Reflect $A$ and $C$ across $\overline{EK}$ and $\overline{EL}$, respectively, to get $A^\prime$ and $C^\prime$, both of which are on the circle with center $E$ through $A$ and $C$.

Since $|\angle AEC| = 60^\circ$ and $|\angle KEL| = 30^\circ$, we have that
$$|\angle A^\prime EK| + |\angle C^\prime EL| = |\angle AEK| + |\angle CEL| = 60^\circ - 30^\circ = |\angle KEL|$$
so that $A^\prime$ and $C^\prime$ must coincide.
By reflection, $\overline{EK}$ and $\overline{EL}$ are respective bisectors of $\angle AKA^\prime$ and $\angle BLB^\prime$.
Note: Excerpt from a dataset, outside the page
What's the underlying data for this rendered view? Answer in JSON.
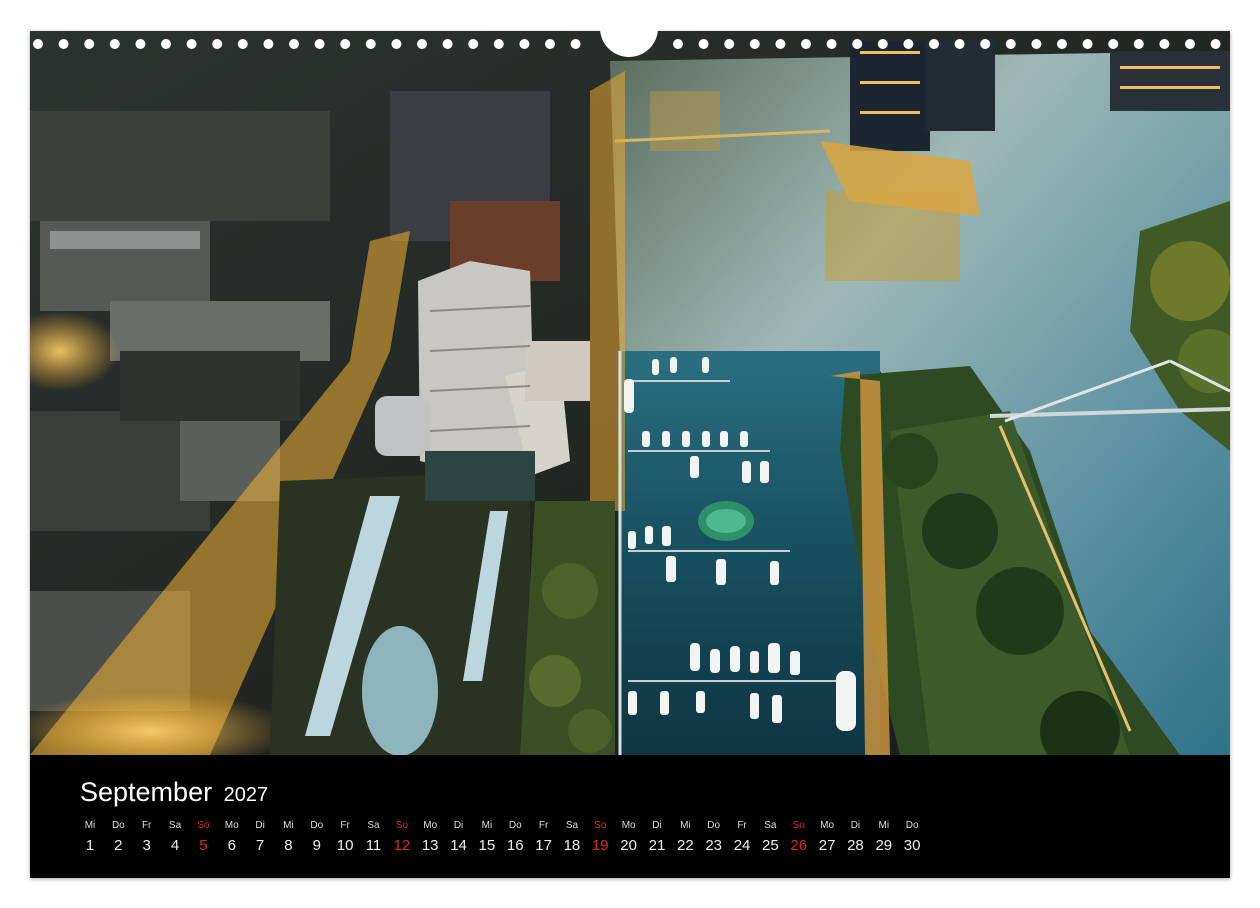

To see that this in fact solves the problem, observe that $\overline{KL}$ contains $A^\prime=C^\prime$: angles $\angle EAB$ and $\angle ECB$ are right, whereupon their reflections, $\angle EA^\prime K$ and $\angle EC^\prime L$, are also right, so that points $K$, $L$, and $A^\prime = C^\prime$ are collinear. $\square$
Note that there's nothing special about the hexagon here. The same phenomenon appears whenever $A$, $B$, $C$ are three consecutive vertices of any regular $2n$-gon, with $E$ the vertex opposite $B$, provided $|\angle KEL| = 90^\circ/n$.